Obviously if the home has a 30,000 load 24/7 (day and night) at design, and a 30,000 actual output HP at design, you don't need any buffer as you will never have capacity to charge it? Nor will the HP short cycle.

I doubt that is a 365 day occurrence.

A buffer can and will supply these multiple functions, to varying degrees, when properly applied.

address short cycles

provide thermal storage, hot or cold

provide air& dirt separation, it's a low velocity zone

serve as a low loss header (properly piped)

The tank doesn't know or care what is supplying it, the concepts apply regardless. And stratification is real and important in the design.

You choose, or let the manufacturer chose for you :) which of these benefits make the most sense for the application and sizing of the tank.

I have a small Viessmann Vitocal 100AW , 1.5 ton HP system for my shop, on its way.

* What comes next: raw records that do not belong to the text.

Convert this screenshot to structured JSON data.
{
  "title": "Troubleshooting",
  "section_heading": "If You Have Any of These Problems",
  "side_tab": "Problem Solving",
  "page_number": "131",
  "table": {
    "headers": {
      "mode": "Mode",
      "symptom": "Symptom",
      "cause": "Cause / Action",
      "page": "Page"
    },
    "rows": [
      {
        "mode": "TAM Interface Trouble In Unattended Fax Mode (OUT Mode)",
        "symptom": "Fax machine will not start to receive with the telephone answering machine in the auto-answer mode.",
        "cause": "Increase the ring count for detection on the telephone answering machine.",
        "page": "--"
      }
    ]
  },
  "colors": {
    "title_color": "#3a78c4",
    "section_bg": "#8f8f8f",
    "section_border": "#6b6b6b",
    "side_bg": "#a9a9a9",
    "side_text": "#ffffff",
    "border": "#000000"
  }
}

I'll have more accurate data when I get it installed. It ships with a 20 gallon buffer, although all 3 sizes use the same 20 gallon tank. The buffer stacks on an indirect.

It will have solar thermal input, boiler back up, indirect & connected to a one zone radiant slab. I'm most interested in how much radiant cooling I can get away with in this very arid climate. But that testing opportunity leaves today, we have had 15 days over 80°F this month. Snow predicted tonight.

I generally agree. I'd add the caveat that it's colder overnight than during the day so the COP drops further. Just for the sake of argument, looking at Bangor, ME the average January high is 28F and the low is 11F. So it's not just 140F vs 96F, it's a delta of 129F (140-11) vs a delta of 68F (96-28). Almost double the delta is going to mean about half the COP.

And the point remains that even if a 500 gallon tank is doable, it's a completely different beast from the 17 gallon tank my system needs to prevent short-cycling.